Lawmakers got some good news in Juneau on Tuesday, as the state’s Department of Natural Resources unveiled the fall production forecast.
Oil production is up. And they expect it rise again next year.
It was a difficult year for the North Slope in 2016. After the drop in oil prices, operators cut 44 percent of their spending. They let drilling rigs go idle and laid off hundreds of workers.
At Alaska’s Division of Oil and Gas, Ed King said they were surprised when they started putting together this year’s production forecast.
“When we read the news of rigs getting laid down and kind of this global contraction of the industry, we kind of expected that to manifest itself in reduced production,” he said. “So, yeah, it is a little bit surprising to see how much they’ve been able to do in this low price environment.”
For the year, King said production was up about 3 million barrels, and the state is predicting that it’s going to be up next year too.
King said a big part of that prediction is coming from the companies.
“You know, last year they told us, the Prudhoe Bay operator (BP) at least, they told us that they were expecting to be able to hold production relatively flat and we were a little bit skeptical and this year they told us the same thing – now we have a tendency to want to believe them a little bit more,” King said.
And, this isn’t new oil.
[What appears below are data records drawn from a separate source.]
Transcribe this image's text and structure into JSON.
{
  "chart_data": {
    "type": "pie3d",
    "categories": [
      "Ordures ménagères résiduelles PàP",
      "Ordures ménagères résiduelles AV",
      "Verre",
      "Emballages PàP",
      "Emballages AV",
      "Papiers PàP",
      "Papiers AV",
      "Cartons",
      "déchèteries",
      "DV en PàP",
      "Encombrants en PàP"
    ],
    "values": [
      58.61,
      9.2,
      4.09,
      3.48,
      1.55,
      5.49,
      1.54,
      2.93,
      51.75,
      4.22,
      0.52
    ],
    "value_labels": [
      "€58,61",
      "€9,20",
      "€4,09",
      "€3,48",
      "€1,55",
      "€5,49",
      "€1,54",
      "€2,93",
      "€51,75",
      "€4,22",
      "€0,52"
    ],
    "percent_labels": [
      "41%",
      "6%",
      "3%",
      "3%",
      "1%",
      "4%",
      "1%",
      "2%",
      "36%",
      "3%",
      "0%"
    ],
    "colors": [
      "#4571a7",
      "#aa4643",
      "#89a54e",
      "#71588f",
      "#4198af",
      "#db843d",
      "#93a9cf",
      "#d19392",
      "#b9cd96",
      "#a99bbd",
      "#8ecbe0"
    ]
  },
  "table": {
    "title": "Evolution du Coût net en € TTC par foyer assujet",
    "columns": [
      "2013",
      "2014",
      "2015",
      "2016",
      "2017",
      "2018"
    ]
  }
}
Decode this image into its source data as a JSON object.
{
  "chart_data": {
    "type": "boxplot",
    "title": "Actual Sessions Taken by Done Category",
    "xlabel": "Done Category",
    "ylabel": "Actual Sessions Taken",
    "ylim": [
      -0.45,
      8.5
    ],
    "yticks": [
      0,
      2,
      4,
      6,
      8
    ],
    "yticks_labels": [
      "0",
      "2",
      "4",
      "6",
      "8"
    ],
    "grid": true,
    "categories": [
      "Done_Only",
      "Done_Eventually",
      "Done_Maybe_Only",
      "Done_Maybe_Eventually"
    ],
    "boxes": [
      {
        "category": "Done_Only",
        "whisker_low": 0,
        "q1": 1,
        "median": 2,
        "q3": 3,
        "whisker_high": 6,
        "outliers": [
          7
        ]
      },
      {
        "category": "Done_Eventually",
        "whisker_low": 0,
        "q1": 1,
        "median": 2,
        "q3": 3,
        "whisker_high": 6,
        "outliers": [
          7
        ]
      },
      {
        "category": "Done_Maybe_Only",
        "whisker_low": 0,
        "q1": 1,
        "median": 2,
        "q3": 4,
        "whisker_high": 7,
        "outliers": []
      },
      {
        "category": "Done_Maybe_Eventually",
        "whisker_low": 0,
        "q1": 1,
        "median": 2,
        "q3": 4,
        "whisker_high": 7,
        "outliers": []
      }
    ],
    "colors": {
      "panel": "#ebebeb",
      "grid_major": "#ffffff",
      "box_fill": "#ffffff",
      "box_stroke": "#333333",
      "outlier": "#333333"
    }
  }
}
At least, it’s not coming from new fields.
ConocoPhillips brought another portion of its Colville River oil field online and that increased production. But the increases mostly came from places like Prudhoe Bay.
King said the oil companies trimmed operations, cut costs and found ways to squeeze oil out of old fields.
“A lot of it is just facility optimization and just management of the resources and that’s really something that they weren’t paying as much attention to, I think when they were out there trying to find new places to drill and new oil – now they’re focused more on the assets that they do have and getting the most out of them,” he said.
In some places, like ConocoPhillips’ Kuparuk River Oil Field – operators drilled new wells. In others, like the Oooguruk offshore oil field in the Beaufort Sea, Caelus Energy has been fracking.
And Hilcorp took over operation of three fields, Endicott, Milne Point and North Star. The company’s business model is to find ways to get new oil out of old fields.
But, it’s not all good news. Alaska’s Department of Revenue also put out a forecast today. This one, an early look at oil prices. Analysts are saying that oil prices won’t increase as quickly as previously thought.
They predict oil won’t climb to $75 per barrel until 2027, and they attribute most of that increase to inflation.